Whatever spark Florence had was reignited in her forties when she read a book that suggested getting up early in the morning and writing three pages of whatever immediately came to mind.

“So I’d get up early at half past five or six and sit in the dark because I didn’t want to wake my husband or get out of bed, and I’d write things like ‘this is so boring, why are you doing this by yourself?’, ‘this is a waste of time.’

“But then I gradually discovered that I started writing down the things that go through your head every day, your worries, your problems, the things that make you happy, the things that make you sad, and I did that every day religiously for about six months and it released something in me, I think, and started to make me think about writing again.”

Encouraged by her new sources of inspiration, Florence began work on the novel with the opening chapters receiving praise from publishers who wanted to see the rest.

“I finished it before it was ready and they ended up rejecting it,” says Florence.

“But it was a big boost to my ego and it gave me a bit of encouragement because I thought it couldn’t have been too bad if they wanted to see all that.

Having stopped writing for a while, she returned to it during Covid focusing on a story idea that had been in her head for a while.

“During Covid, I sat down and it just came. I bullied a few friends and family into reading it and they didn’t think it was awful, which encouraged me.

“After revising and receiving constructive criticism, which is not easy for a teacher, I decided to send it to Poolbeg.

After three months of waiting, she got an answer.

“I got an email saying they were interested and wanted to see the rest, but I wasn’t too excited because I had already been there.”

However, she needn’t have worried because the publishers came back saying they liked her and offered a three-book deal.

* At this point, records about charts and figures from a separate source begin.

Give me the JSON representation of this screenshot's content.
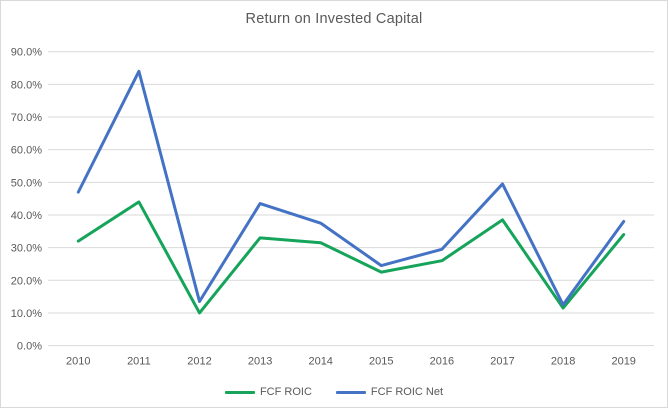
{
  "title": "Return on Invested Capital",
  "colors": {
    "background": "#FFFFFF",
    "border": "#D9D9D9",
    "gridline": "#D9D9D9",
    "axis_text": "#595959",
    "title_text": "#595959",
    "series_green": "#15A45A",
    "series_blue": "#4472C4"
  },
  "legend": {
    "items": [
      {
        "label": "FCF ROIC",
        "color": "#15A45A"
      },
      {
        "label": "FCF ROIC Net",
        "color": "#4472C4"
      }
    ]
  },
  "chart_data": {
    "type": "line",
    "title": "Return on Invested Capital",
    "categories": [
      "2010",
      "2011",
      "2012",
      "2013",
      "2014",
      "2015",
      "2016",
      "2017",
      "2018",
      "2019"
    ],
    "series": [
      {
        "name": "FCF ROIC",
        "color": "#15A45A",
        "values": [
          32,
          44,
          10,
          33,
          31.5,
          22.5,
          26,
          38.5,
          11.5,
          34
        ]
      },
      {
        "name": "FCF ROIC Net",
        "color": "#4472C4",
        "values": [
          47,
          84,
          13.5,
          43.5,
          37.5,
          24.5,
          29.5,
          49.5,
          12.5,
          38
        ]
      }
    ],
    "xlabel": "",
    "ylabel": "",
    "unit": "percent",
    "ylim": [
      0,
      90
    ],
    "ytick_values": [
      0,
      10,
      20,
      30,
      40,
      50,
      60,
      70,
      80,
      90
    ],
    "ytick_labels": [
      "0.0%",
      "10.0%",
      "20.0%",
      "30.0%",
      "40.0%",
      "50.0%",
      "60.0%",
      "70.0%",
      "80.0%",
      "90.0%"
    ],
    "grid": true,
    "legend_position": "bottom"
  }
}
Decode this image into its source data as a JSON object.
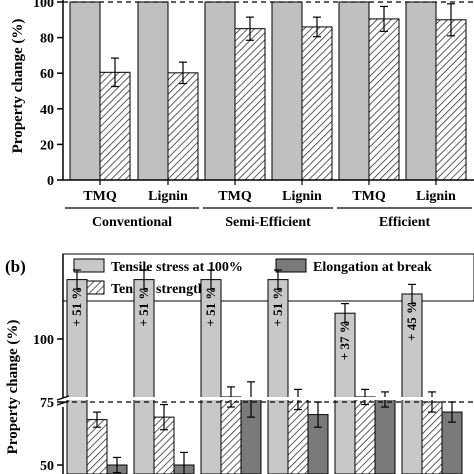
{
  "chart_data": [
    {
      "type": "bar",
      "panel_label": "",
      "ylabel": "Property change (%)",
      "ylim": [
        0,
        105
      ],
      "yticks": [
        "0",
        "20",
        "40",
        "60",
        "80",
        "100"
      ],
      "reference_line": 100,
      "categories": [
        "TMQ",
        "Lignin",
        "TMQ",
        "Lignin",
        "TMQ",
        "Lignin"
      ],
      "groups": [
        "Conventional",
        "Semi-Efficient",
        "Efficient"
      ],
      "series": [
        {
          "values": [
            100,
            100,
            100,
            100,
            100,
            100
          ],
          "errors": [
            0,
            0,
            0,
            0,
            0,
            0
          ],
          "color": "#c0c0c0",
          "pattern": "solid"
        },
        {
          "values": [
            60.5,
            60.2,
            85,
            86,
            90.5,
            90
          ],
          "errors": [
            8,
            6,
            6.5,
            5.5,
            7,
            9
          ],
          "color": "#c0c0c0",
          "pattern": "hatch"
        }
      ]
    },
    {
      "type": "bar",
      "panel_label": "(b)",
      "ylabel": "Property change (%)",
      "yticks": [
        "50",
        "75",
        "100"
      ],
      "broken_axis": true,
      "reference_line": 100,
      "legend": [
        "Tensile stress at 100%",
        "Elongation at break",
        "Tensile strength"
      ],
      "series": [
        {
          "name": "Tensile stress at 100%",
          "values": [
            151,
            151,
            151,
            151,
            137,
            145
          ],
          "errors": [
            4,
            4,
            4,
            4,
            4,
            4
          ],
          "labels": [
            "+ 51 %",
            "+ 51 %",
            "+ 51 %",
            "+ 51 %",
            "+ 37 %",
            "+ 45 %"
          ],
          "color": "#c8c8c8",
          "pattern": "solid"
        },
        {
          "name": "Tensile strength",
          "values": [
            68,
            69,
            77,
            76,
            77,
            75
          ],
          "errors": [
            3,
            5,
            4,
            4,
            3,
            4
          ],
          "color": "#c8c8c8",
          "pattern": "hatch"
        },
        {
          "name": "Elongation at break",
          "values": [
            50,
            50,
            76,
            70,
            76,
            71
          ],
          "errors": [
            3,
            5,
            7,
            5,
            3,
            4
          ],
          "color": "#7a7a7a",
          "pattern": "solid"
        }
      ]
    }
  ]
}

“I know it sounds corny, but it really was a dream come true. I’ve wanted to do this my whole life and here I am at 61 and I’ve heard that I’m going to get this amazing thing that I’ve wanted my whole life, and I’m almost afraid to believe it. It was fantastic.

Florence’s success must have something to do with her dedicated writing schedule.

“I’m definitely not one of those who write at night, maybe I think about things related to the book at night, but I start working around 9 am and I need an hour and a half or two hours break for a couple of hours, then come back and stop around 7 o’clock.

“If I’m stuck on something, I’ll take a notebook or phone to bed so that if I wake up and remember something, I can write it down and hope it makes sense in the morning, which sometimes it doesn’t. Sometimes you wonder what on earth you were dreaming about, he laughs.

“I think you use everything around you when you’re writing a book, even listening to snippets of conversations. You think ‘oh my god that sentence was brilliant’, you get inspiration from everywhere.

“I love real writing. It’s hard work to craft and rework, and listening to people criticize it can be challenging.

But I have to say that my kids were fantastic with things like the language used by the young characters, which are mostly young characters in the novel.

“They would tell me ‘look, that doesn’t sound like a young person would say it.’

“I was instructed a few times and I changed some of the language around things like slang.

“But having people willing to read and critique is something I find very helpful. Sometimes you fall in love with an idea and you need someone to tell you that you’re talking too fancy and you’re going to alienate anyone who reads it.”

As for her next book, Florence was already busy working.

“They’re interested in another one coming out this time next year, and I’ve got a rough, rough draft of another one and I hope they like it, and if they do, it’s a matter of refining it and doing some drafts.”

Florence’s book; Let Them Lie is available in a number of bookshops and online with signed copies available from Easons in Dundalk.